12:29, a hot-topic is what it is in every aspect. What I'd find funny is the body language, when you valiantly try to veer off the subject. The hand immediately goes to the chin to ponder your choice or the immediate reach out and touch to comfort you. Take notice the next time.
Anonymous
Anonymous wrote:I'm a lot like your friend: I have no intention of sending my kids to DCPS and will move before considering it. But I have close friends who love DCPS and who honestly believe that that's the best choice for their kids. I don't judge them for that. Their kids are not mine and may be able to thrive there; I don't think mine would. We can all share these views openly and agree that what fits one family might not fit another.
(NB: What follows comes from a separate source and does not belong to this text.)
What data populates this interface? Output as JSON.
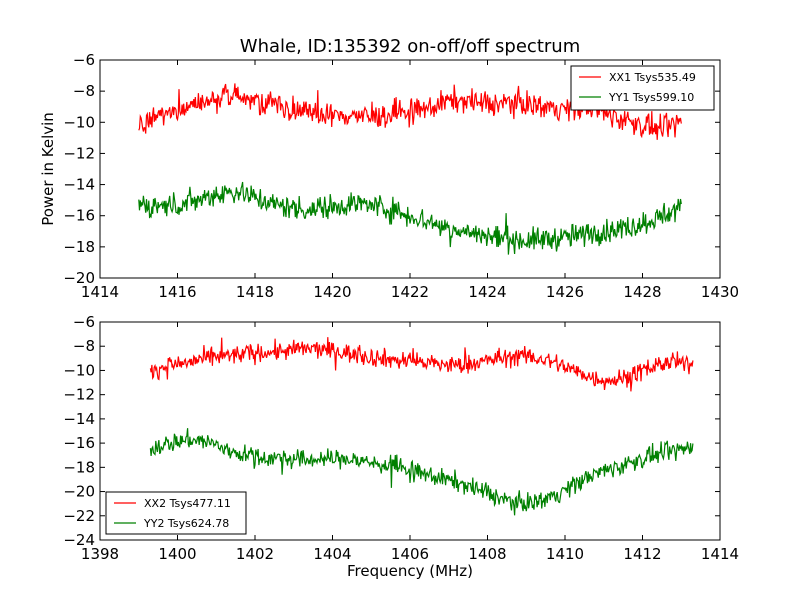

I don't really see why that precludes friendship. We also have friends who choose different cars, different neighborhoods, religions, political views, etc. . . It makes life more interesting.


But deep down, don't you think it is a bad idea to send your kids to DCPS, and therefore you think your friends are making a bad choice? You say you have no intention of sending your kids there (future), which means they are still young and not school-age. How do you know already that they wouldn't thrive in a public school? You seem to have made up your mind and therefore hold per-conceived notions of schools without even checking them out. I can understand when parents determine that their school-age kids have personalities/learning styles that wouldn't work well with public school, but you clearly just don't like public school. If I knew that about you, I would assume you were judging me for my choice.
Anonymous
Respect for school decisions are a two way street! Your friend isn't being very nice. Next time she criticizes DCPS, I would nicely point out her faux pas. Discussing schools around here, like religion and politics, is best to be avoided or carefully worded.
Anonymous
I have several long term friends who have chosen the move-to-Virginia or private school route. We do not get into these kind of conversations and nobody is 'judging' anybody - at least that I know of! It sounds like your friend is very angst ridden about her own situation right now - so who made the better choice, the person who is confident in their decision or the person who complains all the time? Sometimes to be a friend you have to let people vent and try not to take it personally.
As somebody who went to both public and private urban schools, there are disadvantages to everything. Being coddled in a hot house is not always the best environment for a kid, they can come out rotten.